By Keith A. Bellovich, DO and Mirjana Dimitrijevic, MD

Parathyroidectomy is the surgical removal of one or more of your parathyroid glands. It stems from the Greek ektomia = “cutting out” which means to surgically remove something from your body. The parathyroid glands are made of tissue slightly larger than a single grain of rice, located around your Adam’s apple that produce parathyroid hormone (PTH) and control the levels of calcium in your body. PTH stimulates the conversion of calcidiol (25-hydroxyvitamin D) to calcitriol (activated vitamin D) within kidney tubular cells, which leads to the absorption of calcium in your diet from your small intestines.

Most people have four parathyroid glands. Supernumerary (more than four) parathyroid glands occur in about three percent of individuals and can be found anywhere from as high as your nose to as low as the bottom of your breastbone.

Chronic kidney disease is commonly associated with mineral imbalance and bone metabolism, which shows up as abnormalities of calcium, phosphorus, and parathyroid hormone starting as early as CKD stage three. Changes in mineral metabolism and bone structure develop early in the course of chronic kidney disease, often without any noticeable symptoms, and can worsen with progressive loss of kidney function. Symptomatic patients with persistent and progressive elevations of serum parathyroid hormone (hyperparathyroidism) that cannot be lowered to acceptable levels by medical therapy (known as a refractory hyperparathyroidism) should be referred to a surgeon for parathyroidectomy.

The most common symptoms in severe cases may include high blood calcium and/or phosphorus levels,  bone and/or joint pain, a proneness to fractures despite minor trauma, proximal muscle weakness, calcium deposits in your skin or soft tissues, and itching. Some studies have suggested that parathyroidectomy may benefit selected patients who have PTH >1000 pg/mL that fails to respond to medical treatments by your doctor even if you don’t have any symptoms. Among such patients, parathyroidectomy may reduce mortality, cardiovascular risk, the risk of fracture, improvement in anemia, nutritional status, and the ability to fight off infection.

Most importantly, you should only consider consulting a surgeon for parathyroidectomy after discussing it with your kidney doctor and insuring that it is the right procedure for you. Patients considering parathyroid surgery may require imaging studies such as sestamibi scintigraphy (MIBI-SPECT imaging) and/or ultrasound or CT of the neck to assist with operative planning and identify these glands more clearly. General anesthesia is required for most patients undergoing parathyroidectomy with bilateral neck exploration.
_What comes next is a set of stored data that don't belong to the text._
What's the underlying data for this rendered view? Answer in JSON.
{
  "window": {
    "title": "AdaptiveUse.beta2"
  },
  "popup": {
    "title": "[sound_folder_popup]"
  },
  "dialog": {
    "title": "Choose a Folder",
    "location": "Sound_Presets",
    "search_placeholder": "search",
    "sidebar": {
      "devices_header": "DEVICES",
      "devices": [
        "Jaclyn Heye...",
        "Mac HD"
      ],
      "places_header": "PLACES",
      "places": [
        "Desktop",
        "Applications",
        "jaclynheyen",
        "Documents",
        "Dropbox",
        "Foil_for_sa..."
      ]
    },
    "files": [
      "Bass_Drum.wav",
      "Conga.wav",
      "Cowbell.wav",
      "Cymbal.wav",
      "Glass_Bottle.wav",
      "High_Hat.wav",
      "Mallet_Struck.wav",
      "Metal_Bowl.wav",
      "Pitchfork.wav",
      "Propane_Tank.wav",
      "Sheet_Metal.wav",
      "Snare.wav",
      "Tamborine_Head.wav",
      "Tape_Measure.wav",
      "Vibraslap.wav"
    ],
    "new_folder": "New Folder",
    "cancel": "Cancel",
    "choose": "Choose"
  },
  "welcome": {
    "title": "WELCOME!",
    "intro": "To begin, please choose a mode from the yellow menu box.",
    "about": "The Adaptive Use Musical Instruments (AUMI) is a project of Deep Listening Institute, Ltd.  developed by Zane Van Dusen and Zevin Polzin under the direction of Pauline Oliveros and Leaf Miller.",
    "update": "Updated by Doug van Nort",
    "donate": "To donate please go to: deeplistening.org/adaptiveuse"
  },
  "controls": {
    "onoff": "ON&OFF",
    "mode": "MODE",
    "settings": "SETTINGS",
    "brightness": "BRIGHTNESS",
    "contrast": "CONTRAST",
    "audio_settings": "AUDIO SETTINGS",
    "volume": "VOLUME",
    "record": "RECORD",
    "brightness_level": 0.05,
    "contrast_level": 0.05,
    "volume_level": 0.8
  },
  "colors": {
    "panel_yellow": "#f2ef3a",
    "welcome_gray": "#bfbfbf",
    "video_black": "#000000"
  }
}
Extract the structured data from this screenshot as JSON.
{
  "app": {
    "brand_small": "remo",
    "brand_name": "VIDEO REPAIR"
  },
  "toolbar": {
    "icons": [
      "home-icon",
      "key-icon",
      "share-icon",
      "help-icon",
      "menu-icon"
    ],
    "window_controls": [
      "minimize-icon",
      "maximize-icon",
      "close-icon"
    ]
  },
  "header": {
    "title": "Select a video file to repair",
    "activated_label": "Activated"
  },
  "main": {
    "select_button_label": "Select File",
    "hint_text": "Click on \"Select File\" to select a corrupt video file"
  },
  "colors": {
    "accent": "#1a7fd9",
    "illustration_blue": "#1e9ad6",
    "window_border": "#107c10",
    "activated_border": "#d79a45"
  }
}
Most end-stage renal disease (ESRD) patients requiring surgery will have multi-gland hyperplasia, for which a subtotal, near-total, or total parathyroidectomy is typically performed as the initial surgery. For patients with an existing or planned kidney transplant, a total parathyroidectomy should be avoided as it is associated with the highest risk of postoperative permanent hypocalcemia. A surgeon may offer an alternative procedure where a portion of one of the glands is placed elsewhere in your body to avoid complete removal of all parathyroid tissue. An autograft can be placed subcutaneously or intramuscularly in the neck (sternocleidomastoid muscle), chest or nondominant forearm.

Parathyroidectomy may be safer if performed prior to transplantation. Parathyroidectomy performed after transplantation has been associated with abrupt deterioration of renal allograft function, so always talk it over with your transplant specialist for those with a functioning kidney transplant. Patients on dialysis are more likely to develop transient hypocalcemia after parathyroid surgery due to a condition called Hungry Bone Syndrome. This condition occurs when there is rapid reabsorption of calcium from the tissue deposits into your bones immediately following parathyroidectomy, which may lead to prolonged and symptomatic low blood calcium causing weakness, cramps, spasms or even seizures. For this reason, patients undergoing parathyroid surgery are typically admitted to the hospital for close observation and frequent testing of blood calcium levels. Other complications may include bleeding, a sore throat or difficulty swallowing initially.

Patients usually require preoperative calcitriol (vitamin D) supplements, as well as oral or intravenous calcium, magnesium, and calcitriol (vitamin D) supplements after surgery. Pain is usually modest and controllable with mild analgesics. Parathyroid surgery for ESRD patients is safe and has a similar complication rate to surgery for healthy, non-dialysis dependent patients. Typically, hospitalization is required for no more than a few days, but medicine and monitoring may be necessary for longer periods of time. Once stabilized patients often feel more energy, less joint pain and sometimes less itching. As always, if you have any questions about your care, consult with your doctor first to make sure the treatment is right for your condition.

Keith A. Bellovich, DO and Mirjana Dimitrijevic, MD are nephrologists at St. Clair Nephrology, covering the metropolitan Detroit, MI area. Dr. Bellovich also serves on the Board of the Renal Physicians Association.